Mow was the connection for Bitfinex to secure the government contract to sell the bonds. He says that he arrived in El Salvador before the Bitcoin Law was announced, upon the invitation of Jack Mallers, the U.S. entrepreneur who broke the news of the new law and was in charge of developing the government’s digital wallet before his company was replaced by Athena. “(Mallers) asked me to write a letter of support,” Mow said in the virtual conversation with Taher, “basically to ensure that the law was well-received by the bitcoin community.”

Giancarlo Devasini (back right), who opened Bitfinex Securities El Salvador SA de CV in February, appears behind ruling party deputies and Samson Mow (far left) on Feb. 8, 2022. Photo posted to social media by ruling party legislator William Soriano.
Giancarlo Devasini (back right), who opened Bitfinex Securities El Salvador SA de CV in February, appears behind ruling party deputies and Samson Mow (far left) on Feb. 8, 2022. Photo posted to social media by ruling party legislator William Soriano.
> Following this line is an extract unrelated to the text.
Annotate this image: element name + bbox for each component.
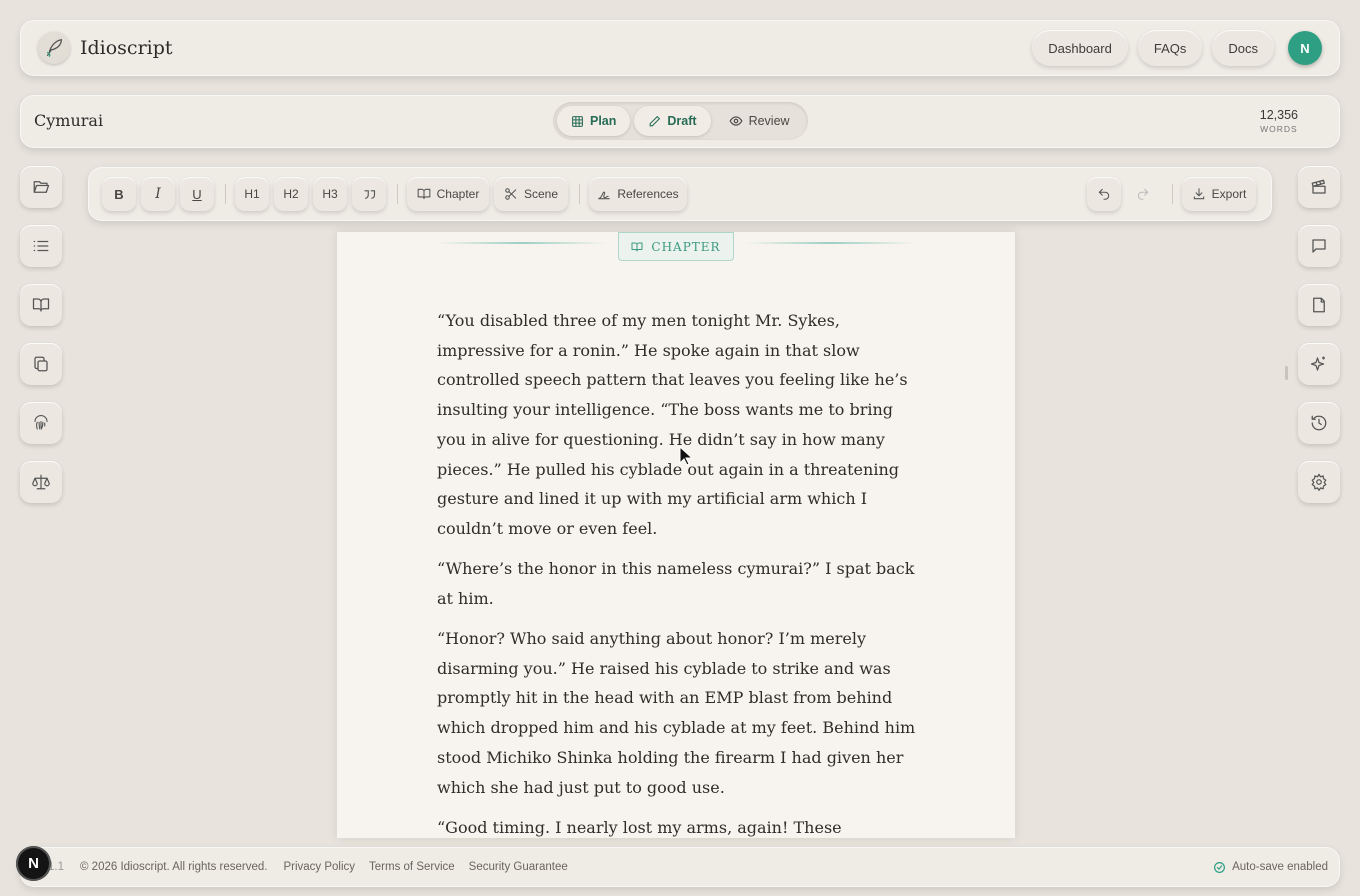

In the 1990s, President Armando Calderón Sol bet on “turning the country into a big maquila.” A decade later, President Antonio Saca turned to call centers. The Bukele administration has chosen bitcoin. His administration has even explored the possibility of creating its own cryptocurrency. Before the announcement of the bitcoin law, President Bukele’s brothers, who hold no formal positions in the administration, planned the creation of a national stablecoin.

William Soriano, a Nuevas Ideas deputy and member of the Financial Committee, participated in the same conversation with Mow and Mónica Taher. “We lack a monetary policy,” he said. “We need a currency that protects purchasing power and breathes new life into recapitalizing the economy, to create thousands of jobs and infrastructure and a feasible development model for the entire world.”